Quasi sempre, è meglio cancellare, togliere, piuttosto che aggiungere. Da noi la sottrazione è vista spesso come negativa, ma nel pensiero orientale ha anche una valenza positiva, di rinascita. Nel Bardo Thodol, il Libro dei morti tibetano, la liberazione dal samsara è il completamento di quest’atto di sottrazione. Negarsi la reincarnazione e sottrarsi al ciclo karmico delle nascite e delle morti è la massima prova possibile, attraverso la quale un uomo completa la sua fuga dalla vita (dalle vite passate e da quelle in potenza future). Questa morale affronta il tema della morte partendo da una prospettiva radicale: nel momento in cui si riesce a dirimere la questione più annosa delle problematiche umane, si riesce anche a trovare un atteggiamento coerente e sincero in tutti gli ambiti della vita. “Quando un samurai è sempre pronto a morire, padroneggia la Via”, recita il secondo frammento dell’Hagakure.

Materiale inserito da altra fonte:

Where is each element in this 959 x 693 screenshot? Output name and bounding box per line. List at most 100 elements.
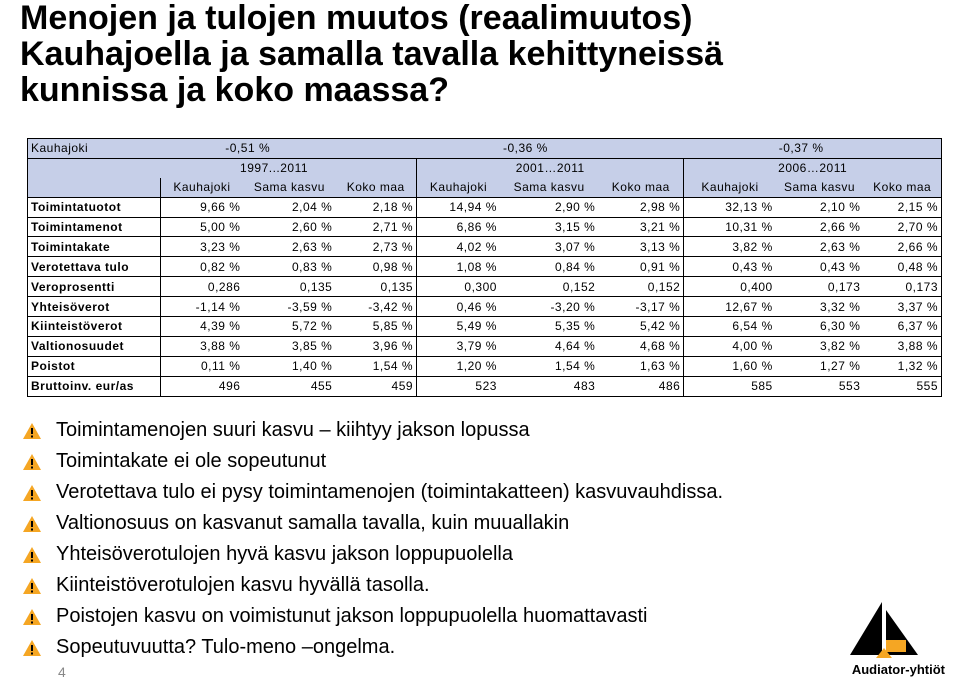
table-cell: 0,173 <box>863 276 943 298</box>
bullet-item: Kiinteistöverotulojen kasvu hyvällä taso… <box>22 570 723 601</box>
warning-triangle-icon <box>23 422 41 439</box>
warning-triangle-icon <box>23 484 41 501</box>
table-row: Veroprosentti 0,286 0,135 0,135 0,300 0,152 0,… <box>27 276 943 298</box>
page-title: Menojen ja tulojen muutos (reaalimuutos)… <box>20 0 840 108</box>
column-header: Koko maa <box>863 177 943 198</box>
table-cell: 0,82 % <box>159 256 244 278</box>
warning-triangle-icon <box>23 453 41 470</box>
table-cell: 2,70 % <box>863 217 943 238</box>
table-cell: 10,31 % <box>683 217 776 238</box>
table-cell: 3,13 % <box>598 236 684 258</box>
table-cell: 3,82 % <box>775 336 864 357</box>
table-cell: 2,18 % <box>335 197 417 218</box>
bullet-item: Toimintamenojen suuri kasvu – kiihtyy ja… <box>22 415 723 446</box>
table-cell: 4,39 % <box>159 316 244 337</box>
table-cell: 585 <box>683 376 776 397</box>
table-cell: 0,173 <box>775 276 864 298</box>
table-cell: 5,49 % <box>416 316 500 337</box>
table-cell: 3,15 % <box>499 217 599 238</box>
top-row-value-2: -0,36 % <box>499 138 599 159</box>
bullet-text: Toimintamenojen suuri kasvu – kiihtyy ja… <box>56 419 530 441</box>
column-header: Koko maa <box>335 177 417 198</box>
row-label: Toimintamenot <box>27 217 161 238</box>
title-line-1: Menojen ja tulojen muutos (reaalimuutos) <box>20 0 693 37</box>
subheader-row: Kauhajoki Sama kasvu Koko maa Kauhajoki Sama… <box>27 177 943 198</box>
table-cell: 3,32 % <box>775 296 864 318</box>
table-cell: 553 <box>775 376 864 397</box>
table-row: Toimintamenot 5,00 % 2,60 % 2,71 % 6,86 % 3,1… <box>27 217 943 238</box>
column-header: Sama kasvu <box>499 177 599 198</box>
table-cell: 3,37 % <box>863 296 943 318</box>
table-cell: 2,71 % <box>335 217 417 238</box>
table-row: Toimintakate 3,23 % 2,63 % 2,73 % 4,02 % 3,07… <box>27 236 943 258</box>
row-label: Verotettava tulo <box>27 256 161 278</box>
table-cell: 459 <box>335 376 417 397</box>
table-cell: 3,23 % <box>159 236 244 258</box>
warning-triangle-icon <box>23 515 41 532</box>
table-cell: 2,66 % <box>863 236 943 258</box>
table-cell: 6,54 % <box>683 316 776 337</box>
bullet-item: Verotettava tulo ei pysy toimintamenojen… <box>22 477 723 508</box>
table-cell: 2,04 % <box>243 197 336 218</box>
logo-text: Audiator-yhtiöt <box>851 662 945 677</box>
table-row: Valtionosuudet 3,88 % 3,85 % 3,96 % 3,79 % 4,… <box>27 336 943 357</box>
table-cell: 1,60 % <box>683 356 776 377</box>
table-cell: 3,88 % <box>159 336 244 357</box>
row-label: Yhteisöverot <box>27 296 161 318</box>
table-cell: 2,15 % <box>863 197 943 218</box>
table-cell: 4,00 % <box>683 336 776 357</box>
table-cell: 0,48 % <box>863 256 943 278</box>
table-cell: 0,135 <box>243 276 336 298</box>
table-cell: 12,67 % <box>683 296 776 318</box>
title-line-2: Kauhajoella ja samalla tavalla kehittyne… <box>20 35 724 73</box>
table-cell: 3,85 % <box>243 336 336 357</box>
table-cell: 9,66 % <box>159 197 244 218</box>
table-cell: 3,96 % <box>335 336 417 357</box>
table-cell: 1,20 % <box>416 356 500 377</box>
bullet-text: Sopeutuvuutta? Tulo-meno –ongelma. <box>56 636 396 658</box>
table-cell: 6,86 % <box>416 217 500 238</box>
warning-triangle-icon <box>23 608 41 625</box>
bullet-text: Toimintakate ei ole sopeutunut <box>56 450 327 472</box>
company-logo: Audiator-yhtiöt <box>820 600 945 688</box>
table-cell: 1,27 % <box>775 356 864 377</box>
column-header: Kauhajoki <box>683 177 776 198</box>
row-label: Poistot <box>27 356 161 377</box>
table-cell: 4,68 % <box>598 336 684 357</box>
table-cell: 0,152 <box>499 276 599 298</box>
table-cell: 6,37 % <box>863 316 943 337</box>
table-cell: -3,20 % <box>499 296 599 318</box>
page-number: 4 <box>58 664 66 680</box>
table-cell: -3,59 % <box>243 296 336 318</box>
table-cell: 32,13 % <box>683 197 776 218</box>
data-table: Kauhajoki -0,51 % -0,36 % -0,37 % 1997..… <box>27 138 943 397</box>
table-cell: 483 <box>499 376 599 397</box>
table-cell: 0,11 % <box>159 356 244 377</box>
table-cell: 3,21 % <box>598 217 684 238</box>
table-cell: 523 <box>416 376 500 397</box>
table-cell: 2,98 % <box>598 197 684 218</box>
table-cell: 3,82 % <box>683 236 776 258</box>
row-label: Kiinteistöverot <box>27 316 161 337</box>
table-row: Toimintatuotot 9,66 % 2,04 % 2,18 % 14,94 % 2… <box>27 197 943 218</box>
table-cell: 486 <box>598 376 684 397</box>
bullet-text: Verotettava tulo ei pysy toimintamenojen… <box>56 481 724 503</box>
table-cell: 2,63 % <box>775 236 864 258</box>
row-label: Toimintatuotot <box>27 197 161 218</box>
sailboat-logo-icon <box>850 602 918 658</box>
column-header: Sama kasvu <box>243 177 336 198</box>
table-cell: 496 <box>159 376 244 397</box>
bullet-text: Yhteisöverotulojen hyvä kasvu jakson lop… <box>56 543 513 565</box>
table-cell: 455 <box>243 376 336 397</box>
bullet-text: Kiinteistöverotulojen kasvu hyvällä taso… <box>56 574 430 596</box>
table-cell: -3,42 % <box>335 296 417 318</box>
table-cell: 4,02 % <box>416 236 500 258</box>
table-cell: 3,79 % <box>416 336 500 357</box>
table-cell: 2,90 % <box>499 197 599 218</box>
bullet-item: Valtionosuus on kasvanut samalla tavalla… <box>22 508 723 539</box>
top-row-label: Kauhajoki <box>27 138 161 159</box>
period-header: 2001…2011 <box>416 158 684 178</box>
period-header: 1997...2011 <box>160 158 417 178</box>
table-cell: 6,30 % <box>775 316 864 337</box>
table-cell: -1,14 % <box>159 296 244 318</box>
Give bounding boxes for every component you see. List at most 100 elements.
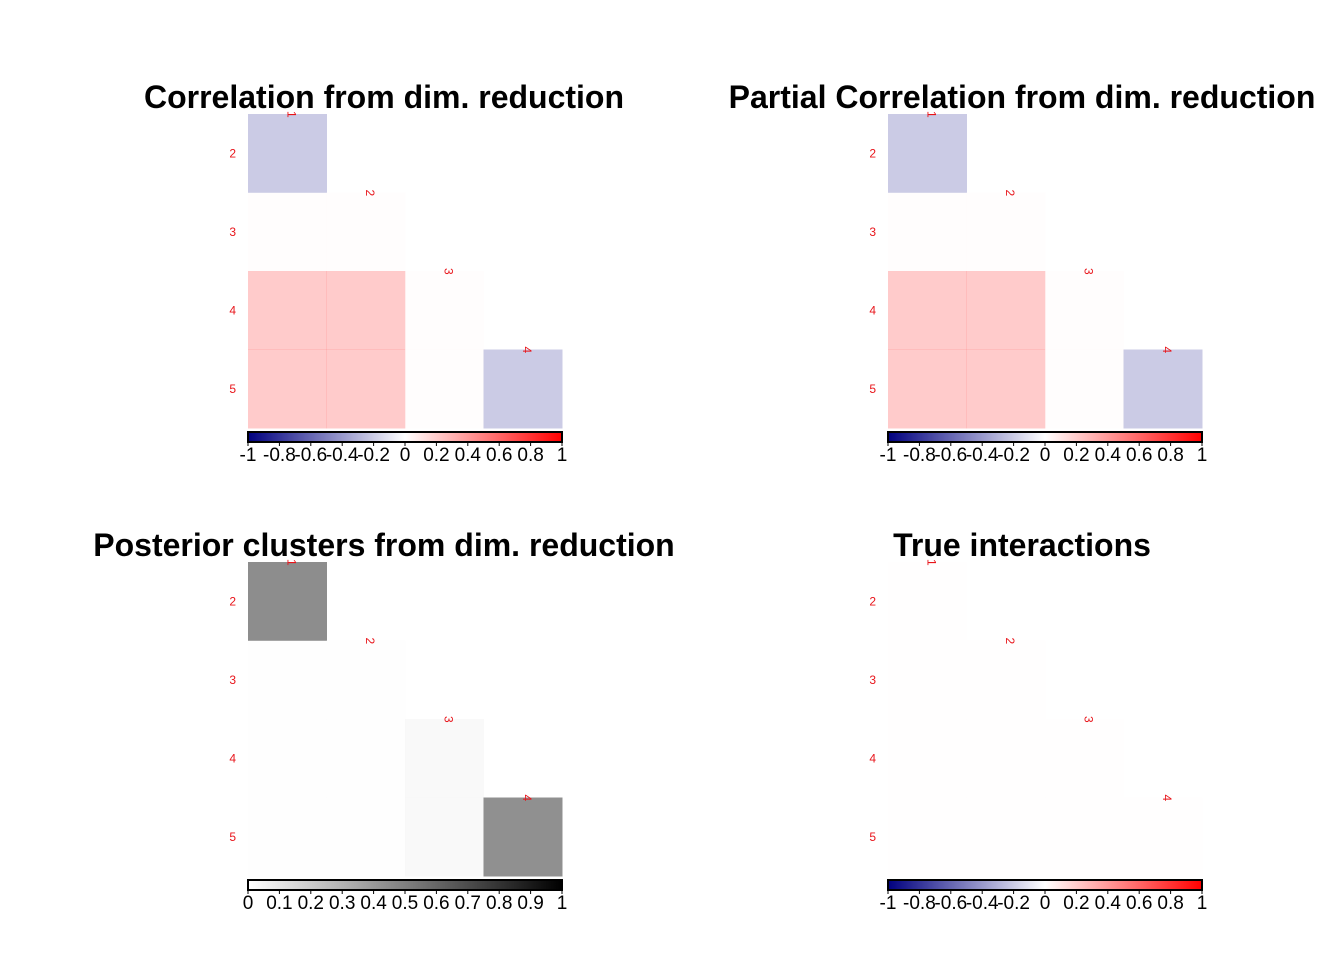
row-label: 3 — [229, 673, 236, 687]
chart-title: Posterior clusters from dim. reduction — [93, 527, 674, 563]
heatmap-cell-r2-c2 — [1045, 719, 1124, 798]
heatmap-cell-r1-c1 — [326, 192, 406, 272]
column-label: 4 — [1160, 795, 1174, 802]
heatmap-cell-r2-c2 — [405, 271, 484, 350]
colorbar — [887, 431, 1203, 443]
heatmap-cell-r1-c1 — [966, 640, 1046, 720]
heatmap-cell-r3-c2 — [1045, 797, 1124, 877]
colorbar-tick-label: 0.2 — [1063, 445, 1089, 466]
column-label: 1 — [924, 559, 938, 566]
colorbar-tick-label: -1 — [880, 893, 897, 914]
heatmap-cell-r3-c3 — [1123, 797, 1203, 877]
colorbar-tick-label: 0 — [1040, 893, 1051, 914]
column-label: 1 — [284, 559, 298, 566]
colorbar-tick-label: -0.4 — [326, 445, 359, 466]
column-label: 2 — [1003, 190, 1017, 197]
colorbar-tick-label: 0.4 — [1095, 893, 1122, 914]
row-label: 5 — [229, 382, 236, 396]
heatmap-cell-r3-c1 — [966, 349, 1046, 429]
heatmap-panel-4: True interactions 2 3 4 5 1 2 3 4 -1 -0.8-0.6-0.4-… — [869, 527, 1207, 914]
heatmap-cell-r0-c0 — [248, 114, 327, 193]
heatmap-cell-r3-c0 — [248, 349, 327, 429]
column-label: 4 — [1160, 347, 1174, 354]
colorbar-tick-label: 0.1 — [266, 893, 292, 914]
colorbar-tick-label: 0.2 — [1063, 893, 1089, 914]
colorbar — [887, 879, 1203, 891]
colorbar-tick-label: -0.4 — [966, 893, 999, 914]
row-label: 5 — [229, 830, 236, 844]
heatmap-cell-r2-c0 — [248, 719, 327, 798]
row-label: 4 — [229, 751, 236, 765]
colorbar-tick-label: 0.6 — [423, 893, 449, 914]
heatmap-cell-r3-c0 — [888, 349, 967, 429]
colorbar-tick-label: 0.5 — [392, 893, 418, 914]
colorbar-tick-label: 0.6 — [1126, 893, 1152, 914]
heatmap-cell-r2-c2 — [1045, 271, 1124, 350]
colorbar-tick-label: -1 — [880, 445, 897, 466]
heatmap-cell-r1-c0 — [888, 640, 967, 720]
heatmap-cell-r2-c2 — [405, 719, 484, 798]
row-label: 3 — [869, 225, 876, 239]
heatmap-cell-r1-c0 — [248, 640, 327, 720]
colorbar-tick-label: 1 — [557, 445, 568, 466]
colorbar-tick-label: 1 — [557, 893, 568, 914]
colorbar-tick-label: -0.8 — [903, 445, 936, 466]
colorbar-tick-label: 0.9 — [517, 893, 543, 914]
heatmap-cell-r2-c1 — [326, 719, 406, 798]
heatmap-panel-2: Partial Correlation from dim. reduction 2… — [729, 79, 1316, 466]
colorbar-tick-label: -0.6 — [934, 893, 967, 914]
heatmap-cell-r0-c0 — [248, 562, 327, 641]
heatmap-cell-r3-c2 — [405, 797, 484, 877]
colorbar-tick-label: 0.6 — [486, 445, 512, 466]
column-label: 2 — [363, 190, 377, 197]
colorbar-tick-label: -0.6 — [294, 445, 327, 466]
row-label: 3 — [869, 673, 876, 687]
column-label: 3 — [441, 716, 455, 723]
column-label: 3 — [1081, 268, 1095, 275]
column-label: 3 — [1081, 716, 1095, 723]
colorbar-tick-label: 0 — [1040, 445, 1051, 466]
column-label: 4 — [520, 795, 534, 802]
colorbar-tick-label: 0.4 — [360, 893, 387, 914]
heatmap-cell-r0-c0 — [888, 562, 967, 641]
row-label: 4 — [869, 303, 876, 317]
colorbar-tick-label: -0.8 — [263, 445, 296, 466]
colorbar-tick-label: 0 — [400, 445, 411, 466]
column-label: 2 — [1003, 638, 1017, 645]
heatmap-cell-r3-c2 — [1045, 349, 1124, 429]
row-label: 5 — [869, 382, 876, 396]
colorbar-tick-label: 1 — [1197, 445, 1208, 466]
heatmap-cell-r3-c1 — [326, 797, 406, 877]
heatmap-cell-r3-c3 — [483, 797, 563, 877]
heatmap-panel-3: Posterior clusters from dim. reduction 2 3… — [93, 527, 674, 914]
column-label: 3 — [441, 268, 455, 275]
colorbar — [247, 879, 563, 891]
heatmap-cell-r3-c0 — [888, 797, 967, 877]
colorbar-tick-label: -0.2 — [357, 445, 390, 466]
heatmap-cell-r3-c0 — [248, 797, 327, 877]
colorbar-tick-label: -0.8 — [903, 893, 936, 914]
heatmap-cell-r0-c0 — [888, 114, 967, 193]
row-label: 2 — [869, 594, 876, 608]
chart-title: True interactions — [893, 527, 1151, 563]
heatmap-cell-r3-c1 — [326, 349, 406, 429]
row-label: 4 — [869, 751, 876, 765]
heatmap-cell-r2-c1 — [966, 271, 1046, 350]
colorbar-tick-label: 0.4 — [455, 445, 482, 466]
colorbar-tick-label: 0.7 — [455, 893, 481, 914]
heatmap-cell-r3-c1 — [966, 797, 1046, 877]
row-label: 2 — [229, 146, 236, 160]
heatmap-cell-r2-c0 — [248, 271, 327, 350]
colorbar-tick-label: -1 — [240, 445, 257, 466]
column-label: 4 — [520, 347, 534, 354]
heatmap-cell-r3-c2 — [405, 349, 484, 429]
heatmap-cell-r3-c3 — [483, 349, 563, 429]
colorbar-tick-label: 0 — [243, 893, 254, 914]
colorbar-tick-label: -0.2 — [997, 445, 1030, 466]
chart-title: Partial Correlation from dim. reduction — [729, 79, 1316, 115]
colorbar-tick-label: 0.8 — [517, 445, 543, 466]
column-label: 1 — [284, 111, 298, 118]
heatmap-cell-r1-c0 — [888, 192, 967, 272]
colorbar-tick-label: 0.4 — [1095, 445, 1122, 466]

C’è un’ampia letteratura orientale in merito, dal vuoto e il pieno nel taoismo fino alla dottrina delle arti marziali, dove per anni si studia come togliere ciò che si mette, si impara a dimenticare, si apprendono delle tecniche per non doverne praticare più neppure una.
L’estrema sottrazione fisica dal mondo dei fenomeni non appartiene alla cultura occidentale, tuttavia anche da noi si sono affermate correnti di pensiero che invitano a seguire un percorso di sottrazione da una determinata sfera della vita (il possesso di qualcosa, l’attuale modo di vivere…). Non si richiede di uccidere il corpo, ma la situazione.
La metafora della sottrazione in Occidente è stata impiegata pure nel mondo dell’arte, dalla letteratura alla scultura. Diceva Calvino, a volte bisognerebbe non mettere, ma togliere. Se puoi tagliare una parola, tagliala sempre, suggeriva George Orwell. E prima di loro, Flaubert: qualunque sia la cosa che si vuole dire, esiste solo un sostantivo per descriverla, un verbo per animarla e un aggettivo per qualificarla. Perfino la Pietà di Michelangelo, in fondo, viveva già in potenza nel blocco di marmo; a lui non restò che levare.
La cultura della sottrazione affascina anche il mondo del male. Il boss Salvatore Conte, carismatico e contraddittorio personaggio di “Gomorra” la Serie Tv tratta dal romanzo di Saviano, vive un contrasto enorme tra fede profonda e vita criminale. Seppure immerso nello sfarzo volgare dei potenti camorristi, tende a un ascetismo raffinato che spiega in questo modo: se non avrò più bisogno di niente, non mi potranno più piegare.
Però, occorre essere onesti, il peso o le parole in eccesso a volte sono diventati capolavori. Così come le sovrastrutture, l’inutilità assoluta di certi oggetti e le versioni eccessive ci fanno gioire da matti. Perché?